Well, I think the immobiliser has finally started to play up in my '98 F1. Twice in the last two weeks the car has failed to start for no apparent reason. The starter will turn over but the engine fails to fire at all. Both times I have had to leave the car where it was after trying everything I and my mechanic could think of for more than an hour. Frustratingly when I returned to the car the next morning it started first turn of the key! Even more annoyingly the car subsequently started at least 20 times normally before failing again a couple of nights ago. I had to take the train home and then get a friend to take me back to work the next day, where again the car started first go so I drove home and it is now sitting in the garage.
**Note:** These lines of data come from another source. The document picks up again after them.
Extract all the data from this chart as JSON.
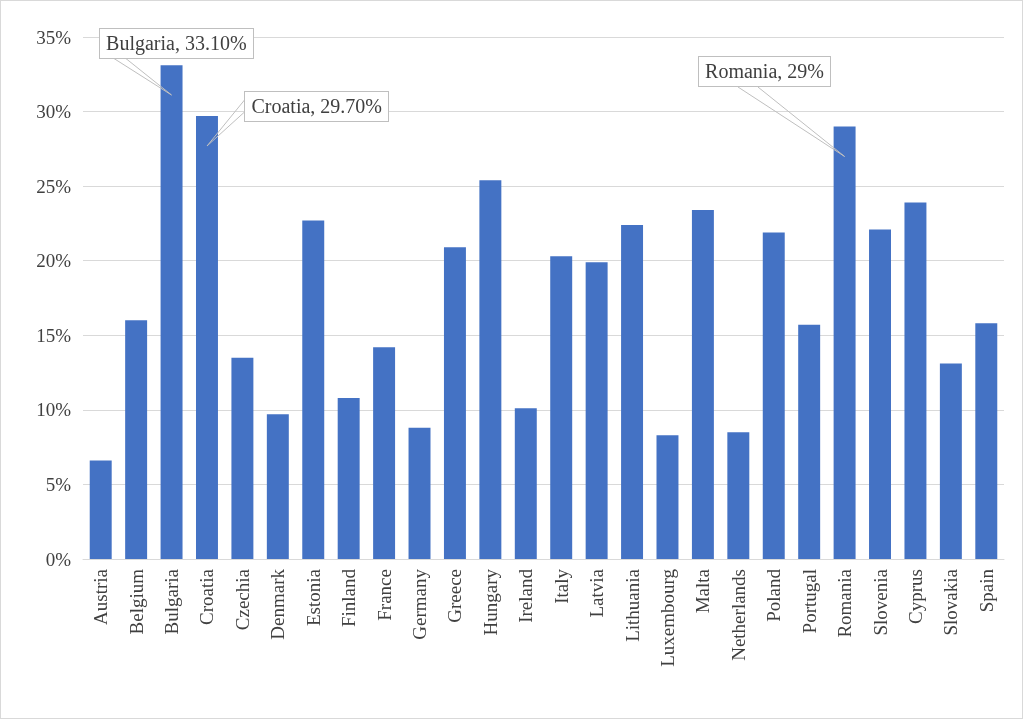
{
  "chart_data": {
    "type": "bar",
    "categories": [
      "Austria",
      "Belgium",
      "Bulgaria",
      "Croatia",
      "Czechia",
      "Denmark",
      "Estonia",
      "Finland",
      "France",
      "Germany",
      "Greece",
      "Hungary",
      "Ireland",
      "Italy",
      "Latvia",
      "Lithuania",
      "Luxembourg",
      "Malta",
      "Netherlands",
      "Poland",
      "Portugal",
      "Romania",
      "Slovenia",
      "Cyprus",
      "Slovakia",
      "Spain"
    ],
    "values": [
      6.6,
      16.0,
      33.1,
      29.7,
      13.5,
      9.7,
      22.7,
      10.8,
      14.2,
      8.8,
      20.9,
      25.4,
      10.1,
      20.3,
      19.9,
      22.4,
      8.3,
      23.4,
      8.5,
      21.9,
      15.7,
      29,
      22.1,
      23.9,
      13.1,
      15.8
    ],
    "color": "#4472c4",
    "ylim": [
      0,
      35
    ],
    "yticks": [
      {
        "value": 0,
        "label": "0%"
      },
      {
        "value": 5,
        "label": "5%"
      },
      {
        "value": 10,
        "label": "10%"
      },
      {
        "value": 15,
        "label": "15%"
      },
      {
        "value": 20,
        "label": "20%"
      },
      {
        "value": 25,
        "label": "25%"
      },
      {
        "value": 30,
        "label": "30%"
      },
      {
        "value": 35,
        "label": "35%"
      }
    ],
    "grid": "y",
    "annotations": [
      {
        "text": "Bulgaria, 33.10%",
        "x": "Bulgaria",
        "y": 33.1
      },
      {
        "text": "Croatia, 29.70%",
        "x": "Croatia",
        "y": 29.7
      },
      {
        "text": "Romania, 29%",
        "x": "Romania",
        "y": 29
      }
    ]
  }
}
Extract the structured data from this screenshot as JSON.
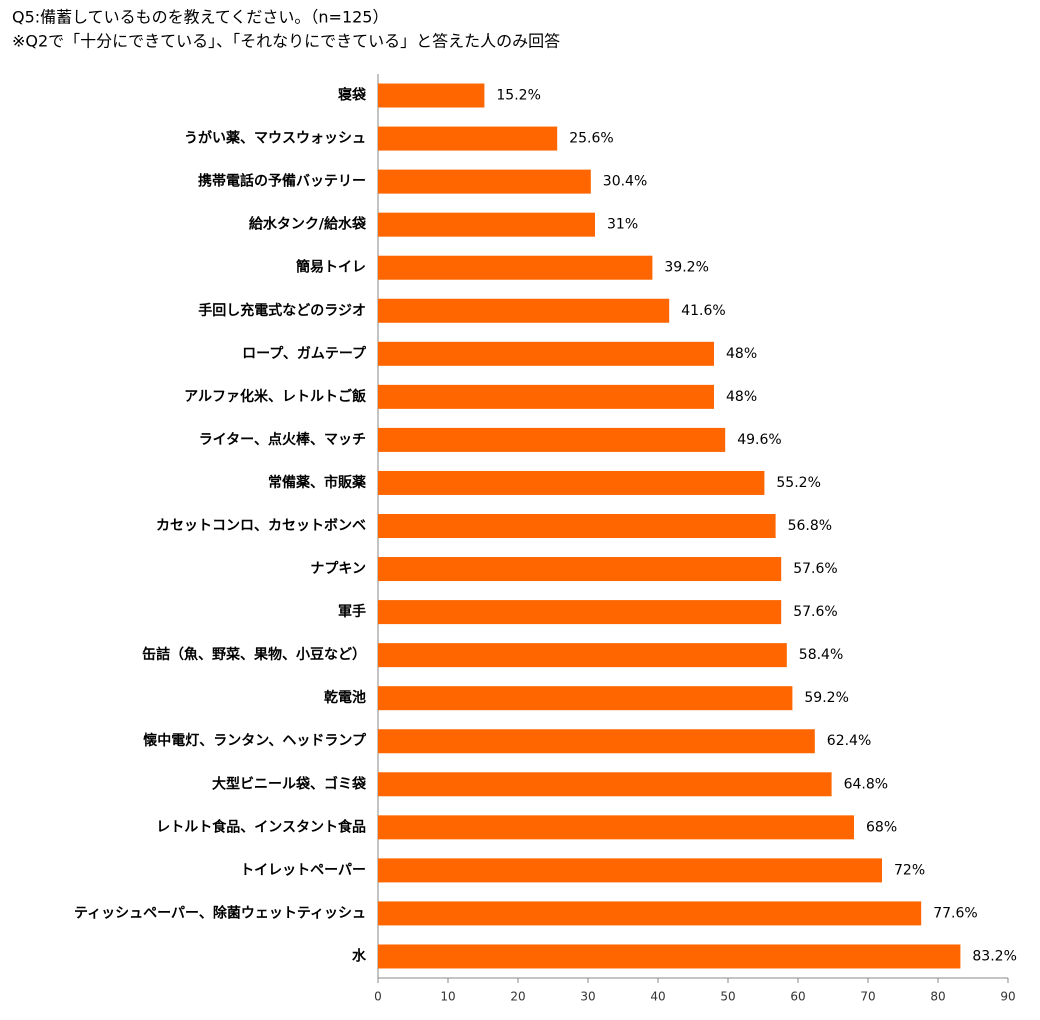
{
  "chart_data": {
    "type": "bar",
    "orientation": "horizontal",
    "title": "Q5:備蓄しているものを教えてください。（n=125）",
    "subtitle": "※Q2で「十分にできている」、「それなりにできている」と答えた人のみ回答",
    "categories": [
      "寝袋",
      "うがい薬、マウスウォッシュ",
      "携帯電話の予備バッテリー",
      "給水タンク/給水袋",
      "簡易トイレ",
      "手回し充電式などのラジオ",
      "ロープ、ガムテープ",
      "アルファ化米、レトルトご飯",
      "ライター、点火棒、マッチ",
      "常備薬、市販薬",
      "カセットコンロ、カセットボンベ",
      "ナプキン",
      "軍手",
      "缶詰（魚、野菜、果物、小豆など）",
      "乾電池",
      "懐中電灯、ランタン、ヘッドランプ",
      "大型ビニール袋、ゴミ袋",
      "レトルト食品、インスタント食品",
      "トイレットペーパー",
      "ティッシュペーパー、除菌ウェットティッシュ",
      "水"
    ],
    "values": [
      15.2,
      25.6,
      30.4,
      31,
      39.2,
      41.6,
      48,
      48,
      49.6,
      55.2,
      56.8,
      57.6,
      57.6,
      58.4,
      59.2,
      62.4,
      64.8,
      68,
      72,
      77.6,
      83.2
    ],
    "value_labels": [
      "15.2%",
      "25.6%",
      "30.4%",
      "31%",
      "39.2%",
      "41.6%",
      "48%",
      "48%",
      "49.6%",
      "55.2%",
      "56.8%",
      "57.6%",
      "57.6%",
      "58.4%",
      "59.2%",
      "62.4%",
      "64.8%",
      "68%",
      "72%",
      "77.6%",
      "83.2%"
    ],
    "color": "#ff6600",
    "xlim": [
      0,
      90
    ],
    "xticks": [
      0,
      10,
      20,
      30,
      40,
      50,
      60,
      70,
      80,
      90
    ],
    "grid": false
  }
}
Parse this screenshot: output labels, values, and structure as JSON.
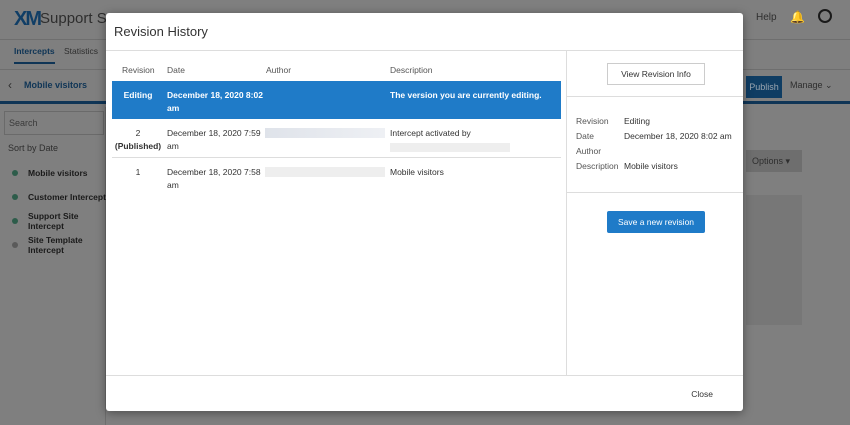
{
  "app": {
    "logo": "XM",
    "title": "Support S",
    "help": "Help",
    "tabs": [
      "Intercepts",
      "Statistics"
    ],
    "back_label": "Mobile visitors",
    "publish": "Publish",
    "manage": "Manage ⌄",
    "search_placeholder": "Search",
    "sort": "Sort by Date",
    "options": "Options ▾",
    "items": [
      "Mobile visitors",
      "Customer Intercept",
      "Support Site Intercept",
      "Site Template Intercept"
    ]
  },
  "modal": {
    "title": "Revision History",
    "columns": [
      "Revision",
      "Date",
      "Author",
      "Description"
    ],
    "rows": [
      {
        "revision": "Editing",
        "status": "",
        "date": "December 18, 2020 8:02 am",
        "description": "The version you are currently editing.",
        "selected": true
      },
      {
        "revision": "2",
        "status": "(Published)",
        "date": "December 18, 2020 7:59 am",
        "description": "Intercept activated by"
      },
      {
        "revision": "1",
        "status": "",
        "date": "December 18, 2020 7:58 am",
        "description": "Mobile visitors"
      }
    ],
    "view_info": "View Revision Info",
    "info": {
      "revision_label": "Revision",
      "revision": "Editing",
      "date_label": "Date",
      "date": "December 18, 2020 8:02 am",
      "author_label": "Author",
      "author": "",
      "description_label": "Description",
      "description": "Mobile visitors"
    },
    "save": "Save a new revision",
    "close": "Close"
  },
  "colors": {
    "accent": "#1f7bc8"
  }
}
My mechanic has suggested replacing the immobiliser control box, but before I do that is there anything else that could be causing this intermittent issue? I don't want to spend the best part of $1k if it could possibly be something else. Please note I am very familiar with the correct disarming procedure with these cars having had mine for five years and hundreds of starts, and have never had this problem until now. Any help appreciated, thanks!
It is getting a little old - was put in new when I bought the car, so five years. However both times this problem occurred I tried to start it at least 10 or 15 times before giving up, and the battery was still turning the starter strongly at the end. It didn't really sound like it was struggling at all. Having said that I'd be happy to put in a new battery and see what happens before forking out for the control box.
Here it is https://www.ferrarichat.com/forum/348-355-sponsored-bradan/526315-immobilizer-bypass-step-step-photos.html
Its unusual that it started the next day. Any chance you remote is cloned or is it original. If it is original any chance it might be fuel prssure or something mchanical.
The bypass is not an immobiliser replacement, it just bypasses the need to press the fob by replacing the interface ECU. If the immobiliser is faulty the bypass won't fix it. M
Most likely electrical, thermal related as it started the next day, ie when cold. Could be crank angle sensor, cam angle sensor, relay or dry joint in fuse box, F1 transmisson neutral sensor, fuel pump relay, ignition relay, stretched wire(s) on engine wiring harness where it passes through bulkhead, corroded pins on wiring harness, bad grounds, fuel pump intermittent etc. After all it's a F355 so list could be endless I'd start with a multimeter and if available then look for fault codes with and SD 2/3 M
Thanks for all the replies. I'll take it to my mechanic and ask him to check all of the other things Mike has suggested first. It sounds like it probably isn't the immobiliser after all. All my fobs etc. are original. Will post up the results once I've got it sorted.
FWIW I don't think it's likely to be the F1 neutral sensor, because if the car thought it was still "in gear" then surely it wouldn't even crank the starter?
The immobiliser in my old mondial was an after market unit, this interupted the ignition and the fuel pump supplies, hence u could bypass it with 2 bits of wire, then u could look else where. It was better than the modern intrigated units as they are too complicated for their own good.
Or if you have another fob try that one.. my car came with all 3 fobs, 2 black and 1 red. when I first brought my car to my mechanic he noticed I was using the red fob, he suggested not to use it and to store it away.. and just use one of the black ones daily.. since if I recall only the red fob can be cloned... so if you have another fob, switch to that one.. and see if the immobiliser still acts up..
I can't imagine any possible way it could be the fob. I mean he is obviously getting the chirp when he pushed the fob of he wouldn't start cranking. After hundreds of starts you notice if you push the button and it doesn't chirp. You automatically push the fob button again waiting for the chirp you don't think "hey it didn't respond, let me try to crank it anyway" no you imeadiatly know when the fob is not working. If it chirps the it got the signal and disarmed. I personally don't think it has anything to do with the immobilizer from the description of what's going on. It's probably one of the other 92 possibilities mentioned. Hopefully you get lucky and it becomes apparent what's going on and you can get it fixed.
Yep, The alarm siren only chirps if the immobilizer has received the signal from the fob. That means the fob is working and communicating with the immobilizer, so its not a fob issue.
That is interesting Mike as I often need my fob to disable immobilier when alarm is off and never get a chirp then. Also, IIRC, another member was having a similar issue until he replaced the fob battery.
Not every time. I never get a chirp when pushing the button if I've waited more than the requisite time to start the car after unlocking the doors (ie. once the led starts flashing). The only time my car chirps is when originally unlocking or locking the doors, or if it senses something wrong (bonnet open etc.) What I might do later today is go for a short drive but take all of my fobs with me (until now I have only used the red one but I have all the original ones) and see if that makes any difference.
This is exactly why I did the bypass. I hope you figure it out soon. After which, I'd get rid of the ridiculous system once and for all.
Hmm, I almost never locked my car and set the alarm but every time I pushed the button to shut off the immobilizer and start the car I got a chirp. always.
Brian, perhaps it's a year difference. Mine is a 98. I drove it last night. No chirp on disarming immobilizer.